L’ailier de la formation londonienne a affiché un large sourire à l’issue du match qui a opposé l’équipe d’Angleterre à celle de France, s’achevant sur un score de 6-4 en faveur des Three Lions. Bukayo Saka, joueur phare d’Arsenal, a souligné l’importance historique de cette victoire, bien que le titre mondial leur ait échappé.
Les Anglais n’ont pas réussi à atteindre la finale de la Coupe du monde, une première depuis six décennies. Leur dernière apparition en finale remonte à 1966, où ils avaient soulevé le trophée face à l’Allemagne de l’Ouest. Pourtant, cette rencontre contre la France a marqué un tournant : l’Angleterre a remporté pour la première fois une petite finale, après deux précédents échecs en 1990 et en 2018.
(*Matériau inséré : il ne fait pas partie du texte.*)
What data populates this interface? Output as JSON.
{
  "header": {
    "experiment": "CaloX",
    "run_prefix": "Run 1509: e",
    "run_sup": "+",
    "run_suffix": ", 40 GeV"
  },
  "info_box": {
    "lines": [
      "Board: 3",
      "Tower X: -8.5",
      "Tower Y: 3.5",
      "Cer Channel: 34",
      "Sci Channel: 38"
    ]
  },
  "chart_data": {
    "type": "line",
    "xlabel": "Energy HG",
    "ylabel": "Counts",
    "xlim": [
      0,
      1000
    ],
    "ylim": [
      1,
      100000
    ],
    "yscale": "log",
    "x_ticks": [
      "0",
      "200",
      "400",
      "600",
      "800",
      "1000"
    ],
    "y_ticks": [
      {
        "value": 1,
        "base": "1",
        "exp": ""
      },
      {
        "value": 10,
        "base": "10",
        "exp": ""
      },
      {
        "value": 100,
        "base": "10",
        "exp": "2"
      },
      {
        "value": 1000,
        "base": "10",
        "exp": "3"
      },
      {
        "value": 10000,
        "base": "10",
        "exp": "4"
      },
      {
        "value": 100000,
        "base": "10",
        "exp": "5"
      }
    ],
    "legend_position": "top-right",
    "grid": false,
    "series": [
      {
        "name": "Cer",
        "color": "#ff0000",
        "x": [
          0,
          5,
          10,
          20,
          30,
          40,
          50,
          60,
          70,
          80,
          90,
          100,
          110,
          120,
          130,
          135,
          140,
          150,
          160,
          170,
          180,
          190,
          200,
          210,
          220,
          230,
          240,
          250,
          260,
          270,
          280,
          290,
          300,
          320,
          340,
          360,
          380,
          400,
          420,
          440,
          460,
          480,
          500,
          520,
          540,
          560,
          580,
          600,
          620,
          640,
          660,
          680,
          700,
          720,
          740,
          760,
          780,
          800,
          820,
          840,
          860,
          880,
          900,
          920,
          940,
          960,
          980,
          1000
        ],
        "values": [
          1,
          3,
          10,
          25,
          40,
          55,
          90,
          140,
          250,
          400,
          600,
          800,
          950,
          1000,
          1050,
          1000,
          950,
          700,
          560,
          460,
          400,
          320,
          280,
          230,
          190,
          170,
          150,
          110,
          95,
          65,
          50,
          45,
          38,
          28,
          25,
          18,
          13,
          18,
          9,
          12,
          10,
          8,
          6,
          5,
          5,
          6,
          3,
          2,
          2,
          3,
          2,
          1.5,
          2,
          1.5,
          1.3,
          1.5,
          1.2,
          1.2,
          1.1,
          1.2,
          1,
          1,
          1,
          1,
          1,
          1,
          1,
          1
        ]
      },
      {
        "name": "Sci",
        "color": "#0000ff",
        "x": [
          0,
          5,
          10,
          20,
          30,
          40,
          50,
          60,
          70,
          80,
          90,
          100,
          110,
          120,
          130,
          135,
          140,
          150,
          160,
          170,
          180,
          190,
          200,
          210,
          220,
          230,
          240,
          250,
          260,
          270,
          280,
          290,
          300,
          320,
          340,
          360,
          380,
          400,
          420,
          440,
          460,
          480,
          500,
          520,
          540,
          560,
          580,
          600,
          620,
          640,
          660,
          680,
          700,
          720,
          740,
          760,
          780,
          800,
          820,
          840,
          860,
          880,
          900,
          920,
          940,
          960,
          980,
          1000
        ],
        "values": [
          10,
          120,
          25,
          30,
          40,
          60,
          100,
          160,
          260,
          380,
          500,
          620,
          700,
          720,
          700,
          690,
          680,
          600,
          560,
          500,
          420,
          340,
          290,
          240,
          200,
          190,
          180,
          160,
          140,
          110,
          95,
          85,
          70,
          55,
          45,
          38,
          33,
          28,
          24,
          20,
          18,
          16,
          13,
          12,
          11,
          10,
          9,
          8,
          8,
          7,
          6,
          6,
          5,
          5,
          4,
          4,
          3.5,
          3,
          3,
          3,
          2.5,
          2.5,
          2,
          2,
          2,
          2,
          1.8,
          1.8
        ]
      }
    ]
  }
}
« C’était un match complètement fou », a confié Saka lors de son intervention télévisée. Il a ajouté : « Nous étions tous deux déçus de ne pas jouer la finale, mais nous avons réussi à offrir au pays un résultat historique en Coupe du monde depuis 60 ans. C’est une grande fierté pour nous. » Le jeune joueur a également détaillé le déroulement du match : « La première mi-temps nous a été très favorable. Nous avons dominé le début de partie, eux ont repris l’avantage en seconde période, mais nous avons su marquer ces deux derniers buts pour l’emporter. »
Un triplé décisif et une décision collective
Bukayo Saka a marqué son troisième but de la compétition, un exploit qui a scellé la victoire anglaise. Il a évoqué la séquence du penalty, transformé à la place de Jude Bellingham, habituellement chargé des tirs au but : « Jude n’a jamais voulu tirer ce penalty, a-t-il expliqué. Il m’a directement encouragé à aller chercher le triplé. Il a gardé le ballon un moment, mais je n’ai jamais perdu ma concentration. Je savais que c’était à moi de le tirer. »
Saka a également abordé sa situation personnelle, marquée par un début de compétition en demi-teinte. Titulaire à seulement cinq reprises sur les sept premiers matchs, il avait même été relegated sur le banc lors de la demi-finale perdue face à l’Argentine (1-2). « J’aurais aimé jouer plus, bien sûr, a-t-il reconnu. Mais ce n’est pas le moment de s’attarder là-dessus. J’ai su me montrer décisif sur le terrain, et c’est l’essentiel. Nous tournons la page. »
Un avenir prometteur malgré la déception
À 25 ans, Saka sait que son parcours sportif est loin d’être terminé. La Ligue des nations reprendra ses droits dans deux mois, avec un calendrier exigeant dès le premier match : un affrontement face à l’Espagne prévu le 26 du mois prochain. Une occasion de rebondir après cette Coupe du monde qui, malgré l’échec en finale, restera gravée dans l’histoire du football anglais.